In a press release, the Monetary Authority of Singapore (MAS) says it’s hitting Credit Suisse with a $3.9 million SGD ($2.90 million) fine for failing to stop illegal practices enforced by the bank’s relationship managers.
The regulatory agency says the bank’s relationship managers repeatedly violated Singapore’s Securities and Futures Act (SFA) by explicitly overcharging institutional customers and omitting certain information to cover up the misconduct.
Specifically, the MAS zeroes in on over-the-counter bond transactions where Credit Suisse’s relationship managers lied about the costs involved in executing the trades, leading the clients to pay more than they should have.

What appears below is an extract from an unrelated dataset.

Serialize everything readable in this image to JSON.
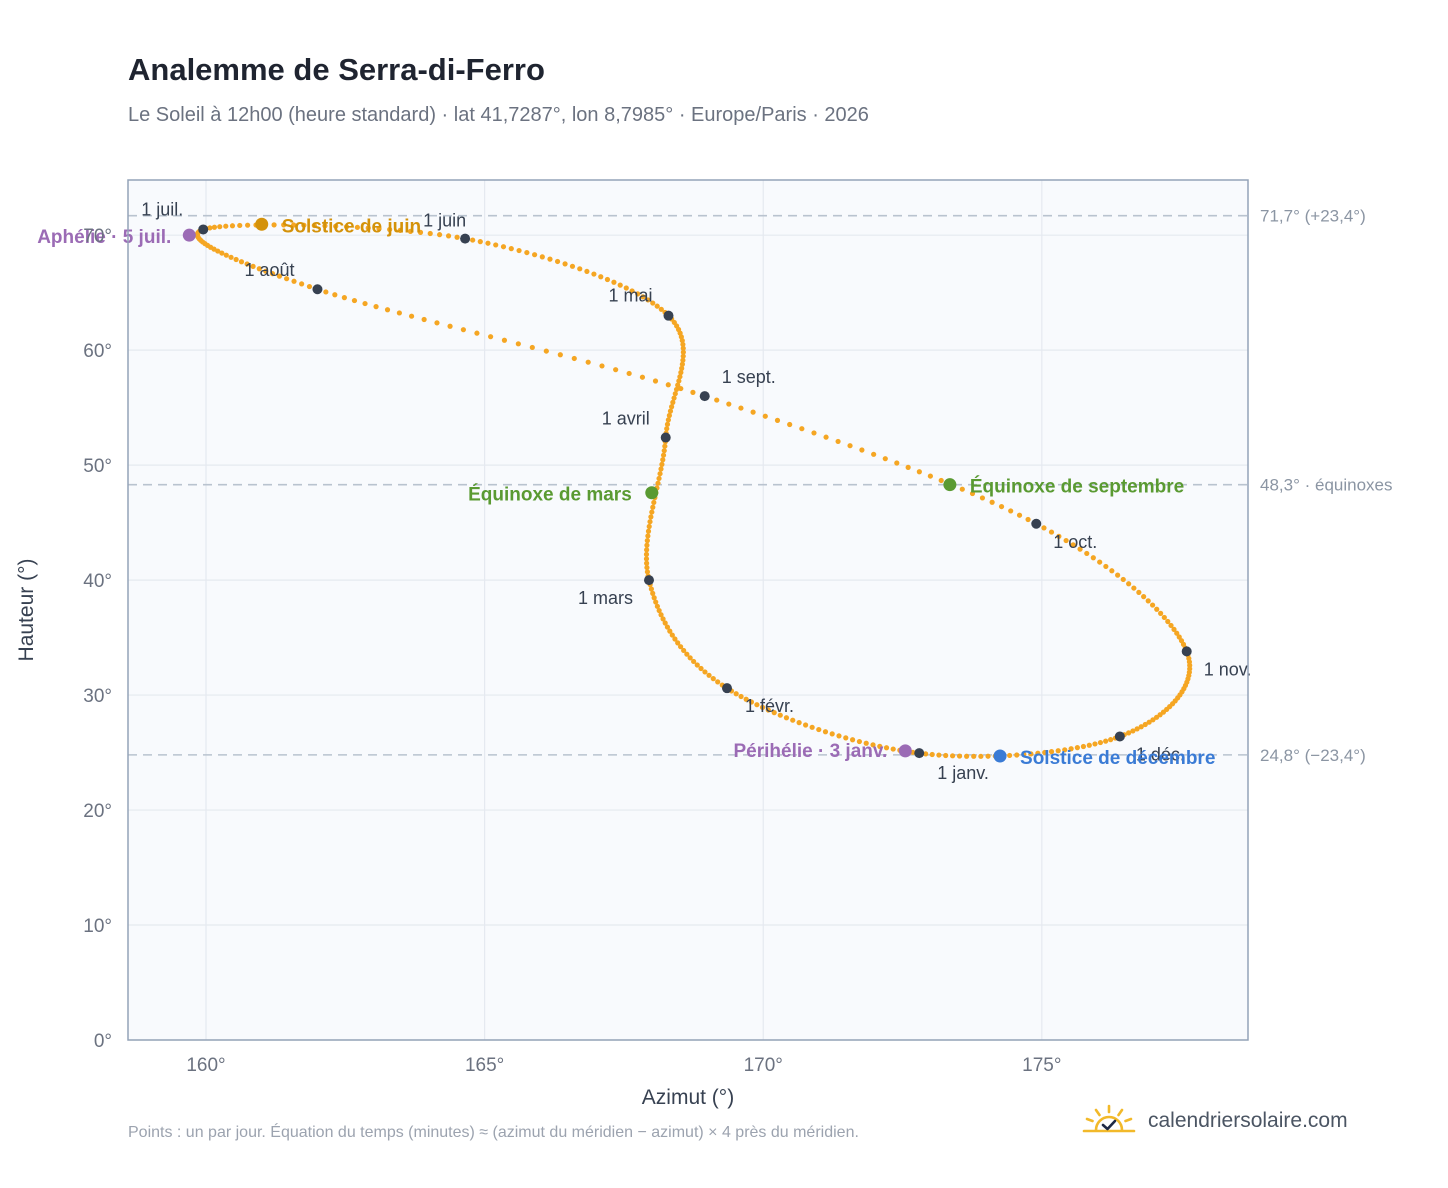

The employees also concealed key details that would have revealed that the charges were above the bilaterally agreed rates.
The MAS notes that the bank had failed to establish internal controls, including post-trade monitoring, that would have prevented the bad behavior of its employees.
MAS Deputy Managing Director Ms. Ho Hern Shi says,
“Financial institutions should implement robust governance frameworks and processes to ensure fair and transparent pricing to their customers. We will continue to engage the banks to improve their controls in this area and will not hesitate to take firm enforcement action against financial institutions found to have breached our laws.”
In response, Credit Suisse immediately settled the civil penalty, admitted liability and strengthened its internal controls.
The troubled bank was acquired by UBS back in June and says it will continue to operate as a “bank within a bank,” maintaining its services and client relations as usual.